Dual-Target Approach Shows Superior Efficacy
The research team, led by Professor Anastasios Karadimitris at Imperial College London and Professors Anindita Roy and Thomas Milne at the University of Oxford, engineered CAR-iNKT cells to recognize both CD19 and CD133 markers on high-risk leukemia cells. This dual-target strategy proved highly effective in preclinical testing, with 100% of treated mice surviving and remaining cancer-free long after treatment.
"What we have found is that if you target two markers instead of the one marker using CAR-iNKT therapy, you have a greater chance of killing the cancer cells in mice with this type of high-risk leukemia than with CAR-T," said Professor Karadimitris.
In direct comparisons, standard CAR-T therapy could only eliminate leukemia for a few weeks before the cancer returned, while CAR-iNKT therapy maintained complete remission throughout the follow-up period.
Addressing Critical Treatment Gaps
High-risk acute lymphoblastic leukemia, the most common cancer in children, presents significant therapeutic challenges. While approximately 80% of children with standard-risk forms achieve cure, high-risk variants occurring in infants and children have cure rates of only around 50%.
The new therapy addresses a critical limitation of current treatments by effectively targeting leukemia cells that have invaded the space around the brain and its lining, called meninges. This capability is particularly significant since cancer remaining in this area is one of the primary reasons for relapse in high-risk childhood leukemia.
"CAR-T therapy is effective in treating some cases of high-risk leukemia in children but there is still a chance of the cancer coming back in around one third of patients," Professor Karadimitris explained. "There is a need to develop more powerful therapeutics to ensure that once the cancer cells are targeted and killed, they don't make a resurgence."
Off-the-Shelf Advantage
Unlike standard CAR-T therapy, which requires weeks to engineer a patient's own immune cells, CAR-iNKT therapy uses invariant natural killer cells (iNKT cells) that can be manufactured from healthy donors and stored in advance. This "off-the-shelf" approach enables immediate treatment availability, which is crucial for rapidly progressing high-risk leukemia cases.
The therapy demonstrated effectiveness across multiple challenging sites, completely eliminating cancer cells from bone marrow, spleen, and the central nervous system. Importantly, safety testing in mice engineered to produce human blood cells showed that the therapy did not interfere with normal blood cell production, despite targeting CD133, which is also present on healthy blood cells.

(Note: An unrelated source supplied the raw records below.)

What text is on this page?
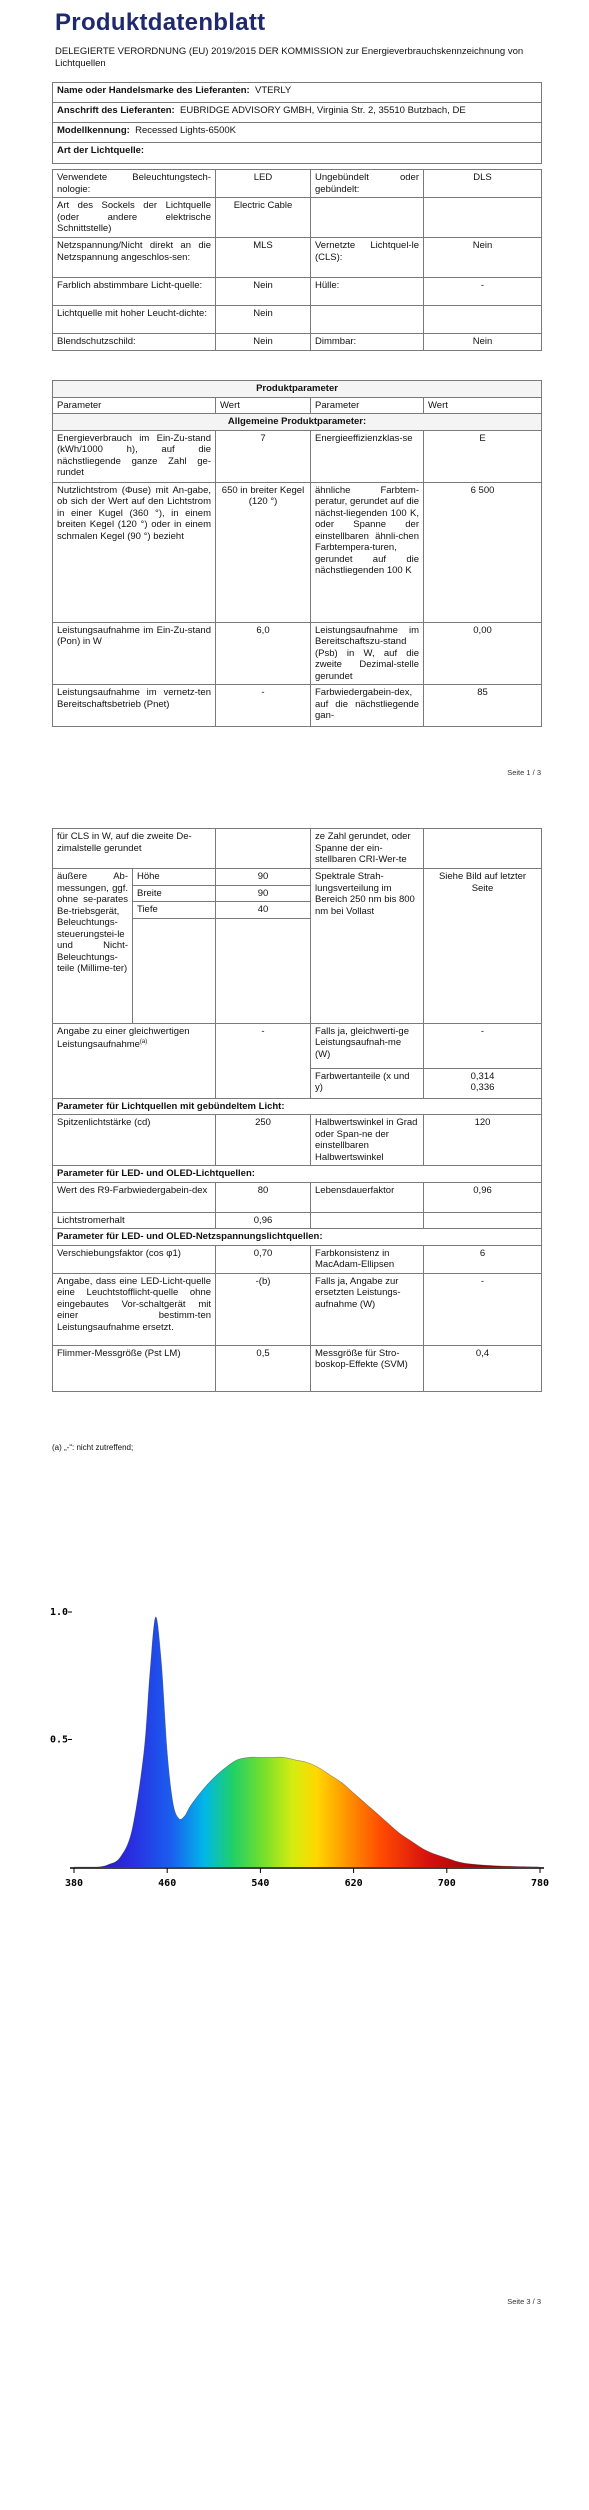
Produktdatenblatt
DELEGIERTE VERORDNUNG (EU) 2019/2015 DER KOMMISSION zur Energieverbrauchskennzeichnung von Lichtquellen
Name oder Handelsmarke des Lieferanten: VTERLY
Anschrift des Lieferanten: EUBRIDGE ADVISORY GMBH, Virginia Str. 2, 35510 Butzbach, DE
Modellkennung: Recessed Lights-6500K
Art der Lichtquelle:
Verwendete Beleuchtungstech-nologie:	LED	Ungebündelt oder gebündelt:	DLS
Art des Sockels der Lichtquelle (oder andere elektrische Schnittstelle)	Electric Cable		
Netzspannung/Nicht direkt an die Netzspannung angeschlos-sen:	MLS	Vernetzte Lichtquel-le (CLS):	Nein
Farblich abstimmbare Licht-quelle:	Nein	Hülle:	-
Lichtquelle mit hoher Leucht-dichte:	Nein		
Blendschutzschild:	Nein	Dimmbar:	Nein
Produktparameter			
Parameter	Wert	Parameter	Wert
Allgemeine Produktparameter:			
Energieverbrauch im Ein-Zu-stand (kWh/1000 h), auf die nächstliegende ganze Zahl ge-rundet	7	Energieeffizienzklas-se	E
Nutzlichtstrom (Φuse) mit An-gabe, ob sich der Wert auf den Lichtstrom in einer Kugel (360 °), in einem breiten Kegel (120 °) oder in einem schmalen Kegel (90 °) bezieht	650 in breiter Kegel (120 °)	ähnliche Farbtem-peratur, gerundet auf die nächst-liegenden 100 K, oder Spanne der einstellbaren ähnli-chen Farbtempera-turen, gerundet auf die nächstliegenden 100 K	6 500
Leistungsaufnahme im Ein-Zu-stand (Pon) in W	6,0	Leistungsaufnahme im Bereitschaftszu-stand (Psb) in W, auf die zweite Dezimal-stelle gerundet	0,00
Leistungsaufnahme im vernetz-ten Bereitschaftsbetrieb (Pnet)	-	Farbwiedergabein-dex, auf die nächstliegende gan-	85
Seite 1 / 3
für CLS in W, auf die zweite De-zimalstelle gerundet			ze Zahl gerundet, oder Spanne der ein-stellbaren CRI-Wer-te	
äußere Ab-messungen, ggf. ohne se-parates Be-triebsgerät, Beleuchtungs-steuerungstei-le und Nicht-Beleuchtungs-teile (Millime-ter)	Höhe	90	Spektrale Strah-lungsverteilung im Bereich 250 nm bis 800 nm bei Vollast	Siehe Bild auf letzter Seite
	Breite	90		
	Tiefe	40		

Angabe zu einer gleichwertigen Leistungsaufnahme$^{(a)}$		-	Falls ja, gleichwerti-ge Leistungsaufnah-me (W)	-
			Farbwertanteile (x und y)	0,314
0,336
Parameter für Lichtquellen mit gebündeltem Licht:				
Spitzenlichtstärke (cd)		250	Halbwertswinkel in Grad oder Span-ne der einstellbaren Halbwertswinkel	120
Parameter für LED- und OLED-Lichtquellen:				
Wert des R9-Farbwiedergabein-dex		80	Lebensdauerfaktor	0,96
Lichtstromerhalt		0,96		
Parameter für LED- und OLED-Netzspannungslichtquellen:				
Verschiebungsfaktor (cos φ1)		0,70	Farbkonsistenz in MacAdam-Ellipsen	6
Angabe, dass eine LED-Licht-quelle eine Leuchtstofflicht-quelle ohne eingebautes Vor-schaltgerät mit einer bestimm-ten Leistungsaufnahme ersetzt.		-(b)	Falls ja, Angabe zur ersetzten Leistungs-aufnahme (W)	-
Flimmer-Messgröße (Pst LM)		0,5	Messgröße für Stro-boskop-Effekte (SVM)	0,4
(a) „-“: nicht zutreffend;
1.0
0.5
380	460	540	620	700	780
Seite 3 / 3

Clinical Translation Pathway
Dr. Natalina Elliott, co-first author from the University of Oxford's Department of Paediatrics, emphasized the therapy's potential: "We have found that targeting two markers on the leukemia cells using CAR-iNKT therapy is more efficient at clearing cancer cells in mice than with CAR-T, even when it has spread to the brain. Reassuringly, we also did not find evidence of major toxicity in our preclinical models even when using high doses of the CAR-iNKT cells."
The research team is now working toward clinical translation, with Dr. Hongwei Ren noting: "This is the promising first stage in developing a more robust treatment for this form of leukemia seen in infants and children and we are excited to see that it has been successful in mice. We now need further work and funding to test the efficacy in clinical trials."
Professor Roy highlighted the urgent need addressed by this research: "Cure rates for high-risk infant and childhood leukemia lag behind standard risk childhood leukemia. There is an urgent need to develop more effective treatments for this vulnerable patient population in order to prevent relapse."
The work was funded by Cancer Research UK and Children with Cancer UK, with the team receiving a Children and Young People's Cancer Innovation award in 2021 to develop this novel immunotherapy approach.